Harvard Poetry Walking Tour: Stop 5
Memorial Hall honors the sacrifices Harvard men made in defense of the Union during the American Civil War. Hear A. Kingsley Porter University Professor Helen Vendler give a brief explanation before reading Wallace Stevens’ poem “Puella Parvula.”
Sever Hall Courtyard
Harvard Poetry Walking Tour: Stop 6
In the Sever Hall courtyard, pick a tree, any tree, and listen to Adrienne Rich read her poem “The Trees,” which she recorded at the Woodberry Poetry Room on May 10, 1961.
The Memorial Church
Harvard Poetry Walking Tour: Stop 7
At Memorial Church, hear poet Frannie Lindsay, graduate coordinator in the Department of Romance Languages and Literatures, read ee cummings’ “i am a little church(no great cathedral).”
Harvard Poetry Walking Tour: Stop 8
Facing Tercentenary Theatre, where Commencement is held outdoors every year, listen to the late Seamus Heaney read “Villanelle for an Anniversary,” which he composed in honor of Harvard’s 350th anniversary.
Harvard Poetry Walking Tour: Stop 9
At Widener Library, listen to Radcliffe Fellow Henri Cole reading his poem “Harvard Classics.”
Woodberry Poetry Room
Harvard Poetry Walking Tour: Stop 10
Outside of Lamont Library, which houses the Woodberry Poetry Room, listen to Powell M. Cabot Professor of American Literature Elisa New read one of alumnus Frank O’Hara’s “Lunch Poems.”

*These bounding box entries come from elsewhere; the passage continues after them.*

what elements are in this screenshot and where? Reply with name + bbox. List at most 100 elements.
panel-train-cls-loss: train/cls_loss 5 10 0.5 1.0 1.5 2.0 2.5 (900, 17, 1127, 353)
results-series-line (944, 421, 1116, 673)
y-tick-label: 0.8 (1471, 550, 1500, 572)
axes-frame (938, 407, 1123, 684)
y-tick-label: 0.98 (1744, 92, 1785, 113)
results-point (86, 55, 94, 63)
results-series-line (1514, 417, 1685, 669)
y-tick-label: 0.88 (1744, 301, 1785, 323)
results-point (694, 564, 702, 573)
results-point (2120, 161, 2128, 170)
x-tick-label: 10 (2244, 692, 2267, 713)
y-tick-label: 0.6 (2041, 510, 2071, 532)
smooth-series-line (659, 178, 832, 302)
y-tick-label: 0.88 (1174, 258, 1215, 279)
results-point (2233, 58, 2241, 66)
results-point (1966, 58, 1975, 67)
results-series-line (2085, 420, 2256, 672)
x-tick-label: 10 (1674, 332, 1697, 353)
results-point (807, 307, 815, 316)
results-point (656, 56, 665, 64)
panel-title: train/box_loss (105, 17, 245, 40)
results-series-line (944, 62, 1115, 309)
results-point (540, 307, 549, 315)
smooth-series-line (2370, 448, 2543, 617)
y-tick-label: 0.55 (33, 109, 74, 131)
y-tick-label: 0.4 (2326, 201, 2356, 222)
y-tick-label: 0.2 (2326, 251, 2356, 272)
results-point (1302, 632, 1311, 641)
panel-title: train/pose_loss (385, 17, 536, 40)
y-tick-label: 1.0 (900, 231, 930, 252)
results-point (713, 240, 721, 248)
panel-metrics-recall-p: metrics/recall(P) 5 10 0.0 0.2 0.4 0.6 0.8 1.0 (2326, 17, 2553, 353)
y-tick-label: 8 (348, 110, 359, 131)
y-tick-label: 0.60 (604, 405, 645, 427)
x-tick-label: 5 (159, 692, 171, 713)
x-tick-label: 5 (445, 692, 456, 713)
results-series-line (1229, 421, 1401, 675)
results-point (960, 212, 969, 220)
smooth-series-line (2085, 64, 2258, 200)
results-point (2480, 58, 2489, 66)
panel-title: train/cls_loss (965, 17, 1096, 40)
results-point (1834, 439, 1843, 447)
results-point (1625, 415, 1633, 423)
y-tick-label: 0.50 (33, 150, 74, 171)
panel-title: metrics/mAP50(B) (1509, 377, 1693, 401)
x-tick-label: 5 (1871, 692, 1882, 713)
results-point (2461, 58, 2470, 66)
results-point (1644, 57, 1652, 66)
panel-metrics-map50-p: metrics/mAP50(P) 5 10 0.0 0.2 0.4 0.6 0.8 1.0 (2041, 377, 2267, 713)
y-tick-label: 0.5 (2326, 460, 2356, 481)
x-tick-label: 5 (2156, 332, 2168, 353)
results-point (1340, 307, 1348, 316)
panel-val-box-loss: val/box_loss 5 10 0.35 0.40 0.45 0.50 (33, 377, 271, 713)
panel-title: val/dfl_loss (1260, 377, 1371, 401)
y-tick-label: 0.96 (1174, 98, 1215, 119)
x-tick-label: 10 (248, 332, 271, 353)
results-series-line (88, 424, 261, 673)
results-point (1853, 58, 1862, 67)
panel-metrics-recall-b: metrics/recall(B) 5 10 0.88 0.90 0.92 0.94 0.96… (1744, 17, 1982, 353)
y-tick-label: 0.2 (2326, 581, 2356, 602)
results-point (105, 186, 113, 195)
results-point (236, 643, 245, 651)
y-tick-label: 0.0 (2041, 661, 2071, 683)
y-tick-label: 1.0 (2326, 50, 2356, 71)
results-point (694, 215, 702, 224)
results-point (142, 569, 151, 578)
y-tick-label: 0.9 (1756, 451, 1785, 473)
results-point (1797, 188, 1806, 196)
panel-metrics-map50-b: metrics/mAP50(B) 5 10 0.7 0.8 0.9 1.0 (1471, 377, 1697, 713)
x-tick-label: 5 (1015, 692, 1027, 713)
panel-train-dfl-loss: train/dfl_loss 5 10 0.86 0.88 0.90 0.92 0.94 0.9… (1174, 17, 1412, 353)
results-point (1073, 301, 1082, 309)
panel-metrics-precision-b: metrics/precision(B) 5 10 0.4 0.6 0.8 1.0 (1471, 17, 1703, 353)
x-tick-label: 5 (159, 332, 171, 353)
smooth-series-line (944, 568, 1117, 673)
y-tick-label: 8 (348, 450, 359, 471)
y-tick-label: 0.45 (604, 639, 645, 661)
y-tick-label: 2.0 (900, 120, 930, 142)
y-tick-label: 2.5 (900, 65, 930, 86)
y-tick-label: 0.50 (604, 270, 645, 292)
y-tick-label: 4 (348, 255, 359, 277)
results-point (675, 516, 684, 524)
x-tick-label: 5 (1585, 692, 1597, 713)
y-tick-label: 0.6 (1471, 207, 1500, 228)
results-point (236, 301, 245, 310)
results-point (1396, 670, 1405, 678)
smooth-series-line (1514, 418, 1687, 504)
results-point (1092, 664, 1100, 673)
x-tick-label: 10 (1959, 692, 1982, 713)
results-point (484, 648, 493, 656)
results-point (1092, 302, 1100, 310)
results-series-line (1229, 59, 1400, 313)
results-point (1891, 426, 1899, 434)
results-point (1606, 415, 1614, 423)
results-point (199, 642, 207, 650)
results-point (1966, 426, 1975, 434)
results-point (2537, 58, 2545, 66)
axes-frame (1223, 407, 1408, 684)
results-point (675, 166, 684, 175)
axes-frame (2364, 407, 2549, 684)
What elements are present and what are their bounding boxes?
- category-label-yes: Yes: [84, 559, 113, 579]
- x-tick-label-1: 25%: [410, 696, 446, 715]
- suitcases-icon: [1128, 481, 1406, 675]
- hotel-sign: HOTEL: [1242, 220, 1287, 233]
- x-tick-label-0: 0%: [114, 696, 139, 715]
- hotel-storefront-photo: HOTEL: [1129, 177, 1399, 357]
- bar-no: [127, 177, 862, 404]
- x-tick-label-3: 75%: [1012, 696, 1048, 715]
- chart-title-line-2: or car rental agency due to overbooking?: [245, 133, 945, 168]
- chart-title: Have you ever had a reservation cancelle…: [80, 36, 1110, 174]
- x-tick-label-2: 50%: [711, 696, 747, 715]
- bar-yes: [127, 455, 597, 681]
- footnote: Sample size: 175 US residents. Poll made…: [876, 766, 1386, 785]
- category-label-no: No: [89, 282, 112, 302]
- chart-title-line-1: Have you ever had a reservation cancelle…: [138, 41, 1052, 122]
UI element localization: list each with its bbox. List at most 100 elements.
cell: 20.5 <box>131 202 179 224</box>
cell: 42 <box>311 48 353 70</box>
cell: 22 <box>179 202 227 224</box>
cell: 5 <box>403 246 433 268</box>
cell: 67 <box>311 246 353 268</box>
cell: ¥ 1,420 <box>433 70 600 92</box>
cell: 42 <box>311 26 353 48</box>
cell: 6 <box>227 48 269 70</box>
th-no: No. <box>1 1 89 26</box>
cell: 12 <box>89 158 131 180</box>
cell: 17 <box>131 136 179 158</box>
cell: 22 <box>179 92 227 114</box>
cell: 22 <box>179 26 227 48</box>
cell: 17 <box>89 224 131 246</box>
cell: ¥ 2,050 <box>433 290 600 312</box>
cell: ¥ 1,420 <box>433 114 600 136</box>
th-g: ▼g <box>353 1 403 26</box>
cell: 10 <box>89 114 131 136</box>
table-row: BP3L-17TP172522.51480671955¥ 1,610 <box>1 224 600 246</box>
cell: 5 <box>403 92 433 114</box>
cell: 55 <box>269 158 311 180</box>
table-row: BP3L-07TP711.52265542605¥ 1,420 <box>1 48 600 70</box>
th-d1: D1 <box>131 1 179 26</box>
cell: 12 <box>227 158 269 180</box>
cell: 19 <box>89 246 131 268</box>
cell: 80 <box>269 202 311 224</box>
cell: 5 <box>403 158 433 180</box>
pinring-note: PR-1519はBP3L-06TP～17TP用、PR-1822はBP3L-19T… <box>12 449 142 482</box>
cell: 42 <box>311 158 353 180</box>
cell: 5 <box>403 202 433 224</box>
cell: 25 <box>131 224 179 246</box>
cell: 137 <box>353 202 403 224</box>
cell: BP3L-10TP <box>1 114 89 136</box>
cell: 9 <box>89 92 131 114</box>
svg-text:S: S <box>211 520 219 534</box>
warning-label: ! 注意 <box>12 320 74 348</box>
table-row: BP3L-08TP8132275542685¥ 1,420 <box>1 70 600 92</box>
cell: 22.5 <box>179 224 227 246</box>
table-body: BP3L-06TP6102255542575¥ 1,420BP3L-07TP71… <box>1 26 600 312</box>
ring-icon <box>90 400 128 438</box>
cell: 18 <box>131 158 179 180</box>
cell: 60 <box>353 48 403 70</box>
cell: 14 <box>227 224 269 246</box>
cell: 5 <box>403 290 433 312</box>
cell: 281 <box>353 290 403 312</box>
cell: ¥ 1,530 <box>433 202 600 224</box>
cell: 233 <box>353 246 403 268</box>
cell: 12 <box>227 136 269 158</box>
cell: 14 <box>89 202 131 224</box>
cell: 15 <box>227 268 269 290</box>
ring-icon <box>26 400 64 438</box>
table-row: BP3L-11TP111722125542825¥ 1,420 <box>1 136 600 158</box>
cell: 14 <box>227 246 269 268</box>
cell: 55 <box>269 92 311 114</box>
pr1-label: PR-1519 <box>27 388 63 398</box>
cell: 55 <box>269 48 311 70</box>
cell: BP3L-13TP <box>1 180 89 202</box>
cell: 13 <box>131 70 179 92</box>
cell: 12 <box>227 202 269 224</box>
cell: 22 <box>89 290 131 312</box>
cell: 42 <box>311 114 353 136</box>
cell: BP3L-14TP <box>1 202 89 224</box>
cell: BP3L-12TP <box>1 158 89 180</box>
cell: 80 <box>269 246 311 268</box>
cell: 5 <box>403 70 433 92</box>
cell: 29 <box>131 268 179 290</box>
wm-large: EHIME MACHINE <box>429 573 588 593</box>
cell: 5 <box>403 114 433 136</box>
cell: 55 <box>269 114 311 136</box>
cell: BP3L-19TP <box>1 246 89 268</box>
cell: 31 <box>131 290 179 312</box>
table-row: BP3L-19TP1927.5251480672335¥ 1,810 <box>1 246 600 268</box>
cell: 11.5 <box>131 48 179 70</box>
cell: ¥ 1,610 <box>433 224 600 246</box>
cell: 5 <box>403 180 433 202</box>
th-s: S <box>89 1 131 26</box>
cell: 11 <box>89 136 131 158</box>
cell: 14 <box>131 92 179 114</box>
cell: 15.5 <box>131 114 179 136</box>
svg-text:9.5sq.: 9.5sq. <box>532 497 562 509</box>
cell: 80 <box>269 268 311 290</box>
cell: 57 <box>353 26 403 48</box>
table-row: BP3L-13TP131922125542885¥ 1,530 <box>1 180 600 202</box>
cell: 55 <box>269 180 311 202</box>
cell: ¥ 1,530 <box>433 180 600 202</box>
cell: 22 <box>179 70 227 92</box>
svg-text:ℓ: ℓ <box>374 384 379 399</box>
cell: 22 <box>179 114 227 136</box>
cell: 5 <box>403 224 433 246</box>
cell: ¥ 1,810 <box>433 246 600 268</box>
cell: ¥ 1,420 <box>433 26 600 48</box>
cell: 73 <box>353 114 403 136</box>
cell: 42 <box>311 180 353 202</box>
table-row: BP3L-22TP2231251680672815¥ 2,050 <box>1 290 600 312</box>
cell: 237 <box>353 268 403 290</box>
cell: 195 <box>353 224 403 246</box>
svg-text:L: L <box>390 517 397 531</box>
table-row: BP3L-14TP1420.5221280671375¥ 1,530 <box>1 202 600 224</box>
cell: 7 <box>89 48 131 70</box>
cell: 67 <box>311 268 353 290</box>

Harvard Poetry Walking Tour: Stop 11
Lowell House is home of the Lowell House bell tower, and where Robert Lowell once lived. The House itself is named after former Harvard President A. Lawrence Lowell, an ancestor of the poet. While living in the House, Lowell caused a scandal by dating an older woman named Anne Dick, of whom his parents disapproved; so much so, in fact, that they wrote Dick’s parents forbidding her from visiting their son’s dorm room “without proper chaperonage.” Hear Professor of English and poet Stephen Burt read Lowell’s poem about this incident.
Harvard Poetry Walking Tour: Stop 12
After reaching the Weld Boathouse on the Charles River, hear physician, poet, and Harvard Medical School Associate Professor Rafael Campo read his poem “Song in the Off Season.”